Per non parlare della sorte dei giganti tech AliBaba e Tencent, piegati al potere politico con leggi, multe, arresti, e in alcuni casi con la violenza. Si veda l’esempio della sparizione del capitano di industria Jack Ma che, dopo aver aspramente criticato la leadership, era scomparso per tre mesi, per riapparire sulla scena ridotto a più miti consigli. Il patto implicito di quella che è facilmente definibile come una dittatura con il suo popolo è “crescita economica e stabilità, in cambio di consenso”. Tuttavia, le pesanti interferenze della politica nel business privato, con imprenditori terrorizzati di poter essere incarcerati non sono esattamente uno stimolo ad innovare, e non sono buon segno per la futura produttività di un Paese.
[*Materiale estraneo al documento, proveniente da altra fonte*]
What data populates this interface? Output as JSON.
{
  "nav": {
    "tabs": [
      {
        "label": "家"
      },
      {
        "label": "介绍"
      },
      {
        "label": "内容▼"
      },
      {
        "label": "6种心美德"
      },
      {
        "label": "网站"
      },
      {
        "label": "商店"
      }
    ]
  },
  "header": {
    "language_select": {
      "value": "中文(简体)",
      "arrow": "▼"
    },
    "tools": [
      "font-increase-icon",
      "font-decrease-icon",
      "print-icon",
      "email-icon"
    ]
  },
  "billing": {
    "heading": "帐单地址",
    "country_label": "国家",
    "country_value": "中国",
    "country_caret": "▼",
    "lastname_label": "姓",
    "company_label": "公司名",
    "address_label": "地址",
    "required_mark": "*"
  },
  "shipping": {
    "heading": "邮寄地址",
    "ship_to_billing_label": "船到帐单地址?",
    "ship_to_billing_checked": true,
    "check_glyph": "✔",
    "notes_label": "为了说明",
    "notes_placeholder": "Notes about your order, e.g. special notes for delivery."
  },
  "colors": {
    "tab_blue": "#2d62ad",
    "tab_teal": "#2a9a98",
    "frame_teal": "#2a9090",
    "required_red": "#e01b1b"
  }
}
E la politica estera? Per decenni la leadership cinese ha seguito l’adagio di Deng Xiaoping secondo il quale la Cina “nasconde la sua forza e aspetta il momento giusto”. Il cambio di rotta della “diplomazia del lupo guerriero” abbracciata da Xi è il fondamento teorico alla base della Belt and Road Initiative (o Nuove Vie della Seta), della militarizzazione del Mar Cinese Meridionale, delle relazioni aggressive con gli Stati Uniti, dell’avvicinamento alla Russia, di una politica estera aggressiva e che vede nel dominio della Cina il fine ultimo.
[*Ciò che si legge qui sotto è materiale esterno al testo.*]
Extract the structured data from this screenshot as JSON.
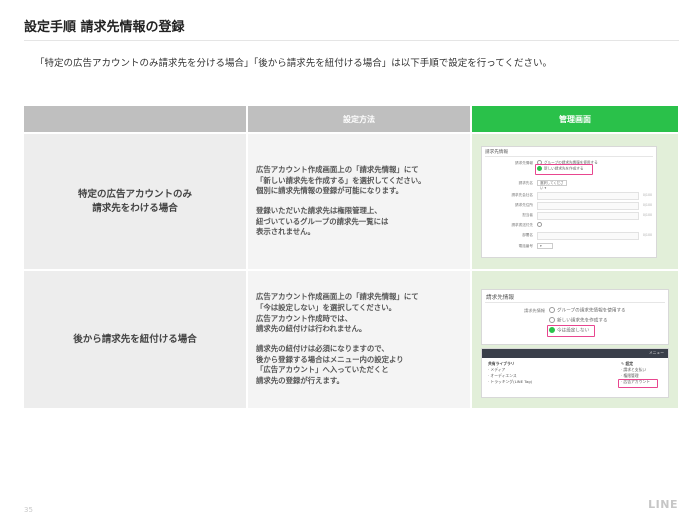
{
  "page": {
    "title": "設定手順 請求先情報の登録",
    "intro": "「特定の広告アカウントのみ請求先を分ける場合」「後から請求先を紐付ける場合」は以下手順で設定を行ってください。",
    "page_number": "35",
    "logo_text": "LINE"
  },
  "table": {
    "headers": {
      "method": "設定方法",
      "admin": "管理画面"
    },
    "rows": [
      {
        "case": "特定の広告アカウントのみ\n請求先をわける場合",
        "method_p1": "広告アカウント作成画面上の「請求先情報」にて\n「新しい請求先を作成する」を選択してください。\n個別に請求先情報の登録が可能になります。",
        "method_p2": "登録いただいた請求先は権限管理上、\n紐づいているグループの請求先一覧には\n表示されません。"
      },
      {
        "case": "後から請求先を紐付ける場合",
        "method_p1": "広告アカウント作成画面上の「請求先情報」にて\n「今は設定しない」を選択してください。\n広告アカウント作成時では、\n請求先の紐付けは行われません。",
        "method_p2": "請求先の紐付けは必須になりますので、\n後から登録する場合はメニュー内の設定より\n「広告アカウント」へ入っていただくと\n請求先の登録が行えます。"
      }
    ]
  },
  "mock1": {
    "title": "請求先情報",
    "label_billing": "請求先情報",
    "opt_group": "グループの請求先情報を使用する",
    "opt_new": "新しい請求先を作成する",
    "label_name": "請求先名",
    "select_value": "選択してください",
    "label_company": "請求先会社名",
    "label_address": "請求先住所",
    "label_person": "担当者",
    "label_opt": "請求書送付先",
    "label_dept": "部署名",
    "label_tel": "電話番号",
    "count_a": "0/100",
    "count_b": "0/100",
    "count_c": "0/100",
    "count_d": "0/100"
  },
  "mock2": {
    "title": "請求先情報",
    "label_billing": "請求先情報",
    "opt_group": "グループの請求先情報を使用する",
    "opt_new": "新しい請求先を作成する",
    "opt_later": "今は設定しない"
  },
  "mock3": {
    "bar_label": "メニュー",
    "lib_head": "共有ライブラリ",
    "lib_items": [
      "メディア",
      "オーディエンス",
      "トラッキング(LINE Tag)"
    ],
    "settings_head": "設定",
    "settings_items": [
      "請求と支払い",
      "権限管理",
      "広告アカウント"
    ]
  },
  "colors": {
    "header_gray": "#bfbfbf",
    "header_green": "#2ac14a",
    "admin_bg": "#e2efd9",
    "highlight": "#e8468f"
  }
}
Xi Jinping al prossimo convegno nazionale vedrà contro di sé personaggi di tutte e tre le principali correnti del PCC. Dai marxisti ortodossi (la sua corrente) che pensano sia andato troppo oltre; ai moderati eredi della tradizione di Deng, che controllano le burocrazie del Partito; alla meno influente, ma presente, area liberale. Queste insoddisfazioni non risiedono solamente nei palazzi del potere, ma si stanno espandendo nel pubblico. La reazione al Covid-19 ha probabilmente annullato l’amore per Xi di moltissimi cinesi, oltre a rivelare le insicurezze di un leader che vuole accentrare su di sé ogni decisione, invece di lasciare ai governatorati locali la discrezionalità necessaria a mettere in atto interventi adeguati a seconda dei luoghi.
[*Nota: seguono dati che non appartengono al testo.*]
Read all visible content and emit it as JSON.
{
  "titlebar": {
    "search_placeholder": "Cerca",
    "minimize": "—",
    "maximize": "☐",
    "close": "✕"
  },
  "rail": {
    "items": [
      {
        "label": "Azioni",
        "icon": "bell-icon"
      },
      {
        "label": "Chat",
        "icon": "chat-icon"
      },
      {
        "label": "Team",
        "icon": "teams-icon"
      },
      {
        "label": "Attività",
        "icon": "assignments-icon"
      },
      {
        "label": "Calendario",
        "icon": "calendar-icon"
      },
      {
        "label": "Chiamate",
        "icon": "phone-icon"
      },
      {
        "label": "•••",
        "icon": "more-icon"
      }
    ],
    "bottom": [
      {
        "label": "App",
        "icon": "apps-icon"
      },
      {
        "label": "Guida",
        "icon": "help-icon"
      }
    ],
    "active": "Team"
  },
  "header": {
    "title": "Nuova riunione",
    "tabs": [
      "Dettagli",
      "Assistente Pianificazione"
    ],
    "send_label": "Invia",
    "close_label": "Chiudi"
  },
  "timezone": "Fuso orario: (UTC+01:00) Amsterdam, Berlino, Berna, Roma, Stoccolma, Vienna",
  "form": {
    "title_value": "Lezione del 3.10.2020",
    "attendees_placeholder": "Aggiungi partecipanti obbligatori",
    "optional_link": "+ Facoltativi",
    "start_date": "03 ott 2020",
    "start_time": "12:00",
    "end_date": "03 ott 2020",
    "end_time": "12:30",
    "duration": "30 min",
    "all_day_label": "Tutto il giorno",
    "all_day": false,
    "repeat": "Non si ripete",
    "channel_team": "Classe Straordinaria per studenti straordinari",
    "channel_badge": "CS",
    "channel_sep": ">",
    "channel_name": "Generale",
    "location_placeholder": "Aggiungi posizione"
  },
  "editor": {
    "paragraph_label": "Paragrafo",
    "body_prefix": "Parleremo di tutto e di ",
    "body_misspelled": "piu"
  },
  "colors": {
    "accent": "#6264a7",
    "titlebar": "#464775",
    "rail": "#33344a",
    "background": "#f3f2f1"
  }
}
E’ estremamente difficile ottenere dati affidabili, ma le stime di South China Morning Post parlano di seicento milioni di persone in Cina che vivono con appena $140 dollari al mese. Circa 4.4 milioni di piccole imprese hanno chiuso tra gennaio e novembre 2021, tre volte le nuove imprese nate nello stesso periodo. Molti funzionari governativi hanno visto il proprio stipendio dimezzarsi a seguito della crisi finanziaria.
Mentre gli apparati di sorveglianza sono talmente pervasivi che nessun cittadino osa protestare seriamente, i vertici politici sono sotto lo scacco della minaccia delle norme anticorruzione. Per questo il modo più probabile con cui Xi potrebbe essere fermato è quello legale: negare un terzo mandato al prossimo Congresso del PCC.